Routines are what get me. I get ready for work, the gym, and going out almost always the same way. If something messes up my routine (like I am out of hair product or my floss is missing) it completely messes me up. I do not know how to go from point A to point C without point B first. Sometimes I just completely stop what I am doing. Normally I buy things in advance so I don’t have this problem.
Also, I have the hoarding mentality. I simply struggle to throw things away. I feel an overwhelming guilt when I have to throw something out. For God’s sake I save paper clips I find on the floor at work so they don’t get thrown out. My ex boyfriend got so fed up once with everything I had accumulated (and he was also fed up with my freaking out when he moved my stuff and I didn’t know where it was) that he bought be a huge bin to keep everything in. I have cried dealing with throwing things out. It’s hard for me. He used to see me at the store have an episode because I really wanted something and I couldn’t stop talking about it or researching it until I got it. I think that if something traumatic were to happen to me, I would probably break and became a full blown hoarder.
My basic fear is something terrible is going to happen to someone I love if I break my routine.
I don’t have rituals like other people.

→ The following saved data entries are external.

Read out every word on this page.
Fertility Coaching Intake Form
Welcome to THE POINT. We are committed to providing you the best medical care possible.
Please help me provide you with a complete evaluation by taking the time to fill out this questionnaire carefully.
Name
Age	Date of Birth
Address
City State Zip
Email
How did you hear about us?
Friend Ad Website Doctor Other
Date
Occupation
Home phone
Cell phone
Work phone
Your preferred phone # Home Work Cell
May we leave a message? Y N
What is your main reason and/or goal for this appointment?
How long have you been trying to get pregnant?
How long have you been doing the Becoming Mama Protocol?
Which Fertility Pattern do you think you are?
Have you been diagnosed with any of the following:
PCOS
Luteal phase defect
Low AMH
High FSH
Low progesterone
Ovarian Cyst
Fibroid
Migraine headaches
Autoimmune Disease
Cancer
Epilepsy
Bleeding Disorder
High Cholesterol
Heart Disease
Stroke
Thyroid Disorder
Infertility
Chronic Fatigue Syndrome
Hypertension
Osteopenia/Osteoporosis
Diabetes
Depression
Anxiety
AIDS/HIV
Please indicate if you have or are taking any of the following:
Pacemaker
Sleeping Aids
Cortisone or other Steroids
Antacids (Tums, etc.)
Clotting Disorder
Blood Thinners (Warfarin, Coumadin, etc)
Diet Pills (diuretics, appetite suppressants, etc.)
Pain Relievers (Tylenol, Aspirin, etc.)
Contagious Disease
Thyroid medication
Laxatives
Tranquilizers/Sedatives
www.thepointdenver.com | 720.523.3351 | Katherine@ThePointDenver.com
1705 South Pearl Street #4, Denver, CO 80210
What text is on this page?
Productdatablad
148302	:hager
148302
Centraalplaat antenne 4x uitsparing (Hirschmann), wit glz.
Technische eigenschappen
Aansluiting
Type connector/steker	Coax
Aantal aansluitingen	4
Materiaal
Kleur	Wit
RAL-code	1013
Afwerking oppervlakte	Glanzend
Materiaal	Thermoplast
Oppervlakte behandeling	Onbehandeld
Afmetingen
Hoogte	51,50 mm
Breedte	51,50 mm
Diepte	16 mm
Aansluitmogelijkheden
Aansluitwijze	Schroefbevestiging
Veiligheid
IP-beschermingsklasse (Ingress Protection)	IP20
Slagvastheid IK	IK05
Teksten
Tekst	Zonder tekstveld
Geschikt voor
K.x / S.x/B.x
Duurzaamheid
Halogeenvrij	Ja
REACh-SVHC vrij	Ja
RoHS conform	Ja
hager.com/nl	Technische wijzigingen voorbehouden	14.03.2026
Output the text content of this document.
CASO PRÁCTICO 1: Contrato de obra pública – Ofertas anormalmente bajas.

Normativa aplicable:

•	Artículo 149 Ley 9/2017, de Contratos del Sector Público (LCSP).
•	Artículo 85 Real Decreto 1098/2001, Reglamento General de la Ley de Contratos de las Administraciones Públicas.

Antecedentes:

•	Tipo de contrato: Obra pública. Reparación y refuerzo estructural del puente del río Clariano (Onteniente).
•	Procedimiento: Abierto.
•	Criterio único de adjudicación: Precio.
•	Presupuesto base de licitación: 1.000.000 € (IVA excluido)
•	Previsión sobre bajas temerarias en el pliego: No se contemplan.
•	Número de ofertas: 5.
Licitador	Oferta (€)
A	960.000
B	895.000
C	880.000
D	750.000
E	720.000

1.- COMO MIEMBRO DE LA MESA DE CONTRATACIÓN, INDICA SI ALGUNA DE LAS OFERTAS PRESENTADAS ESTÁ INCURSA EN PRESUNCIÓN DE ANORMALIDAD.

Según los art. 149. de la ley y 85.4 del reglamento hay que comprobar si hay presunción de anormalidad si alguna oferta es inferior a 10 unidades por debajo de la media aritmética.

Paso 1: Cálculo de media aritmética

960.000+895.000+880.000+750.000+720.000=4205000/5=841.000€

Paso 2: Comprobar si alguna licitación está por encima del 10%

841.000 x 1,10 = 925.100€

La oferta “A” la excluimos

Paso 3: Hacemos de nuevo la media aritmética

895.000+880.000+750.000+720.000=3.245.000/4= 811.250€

I dont have to turn the doorknob four times and tap the tv five times or whatever. Well, there are a couple things that I have to do an even amount of times or else my body feels lopsided.
Ok so now that you have a faint idea (there is much more but I want to keep this interesting and not drawn out) we can continue. This has caused me more grief than I have ever cared to admit. It does affect my every day life. Any wrench thrown into my routine completely messes me up. This who overtime jazz at Flagstar for example. It has broken my routine and has left me nerve racked, angry, and to tears over it. I can’t handle planning and moving my schedule around. All this obsessiveness leads to my compulsive behavior. I spent all day on Tuesday talking myself out of doing something compulsive like quitting my job. I was SO fucked up over it I couldnt concentrate on my work and I was making myself physically ill. Common sense SHOULD tell me that quitting my job is a stupid decision and not the right thing to do. But but my compulsiveness doesn’t seem to care.
This disorder affects me in every aspect of my life. Financially to socially. I have splurged more times that I ever should have because I can not control my compulsion. Sometimes the real reason I don’t go out is because I can’t. It was already in my brain that I am staying home, so when people call me or text me to go out, I don’t because it breaks the plan I had. I physically can not go anywhere at that point.
Every since I became truly self aware, it has helped me work on this. I force myself to throw things out even when it is hard because I know that if I don’t I will accrue a massive mess. I also force myself (I have only done it twice so far) to take different routes to places. I know the things I have to do to help me work past this or at least live with this. I just wish it didn’t make me have neurotic moments. If I decide on something. my mind is set and no one can tell me otherwise. Again, I am getting better at it but it is definitely a work in progress.
I do want to say that it isn’t entirely bad. It drives me to do things and meets goals for myself. I want to finish school and be successful, and I have the drive to do the work that it takes to get it. I haven’t even allowed myself any other options. Even when I am exhausted and worn out, I do what have to do because my brain is hooked on the idea. So there are some pros to it. The cons still outweigh them them. That basic dreadful fear sucks to have looming over your life.
So my goal is to definitely work on this.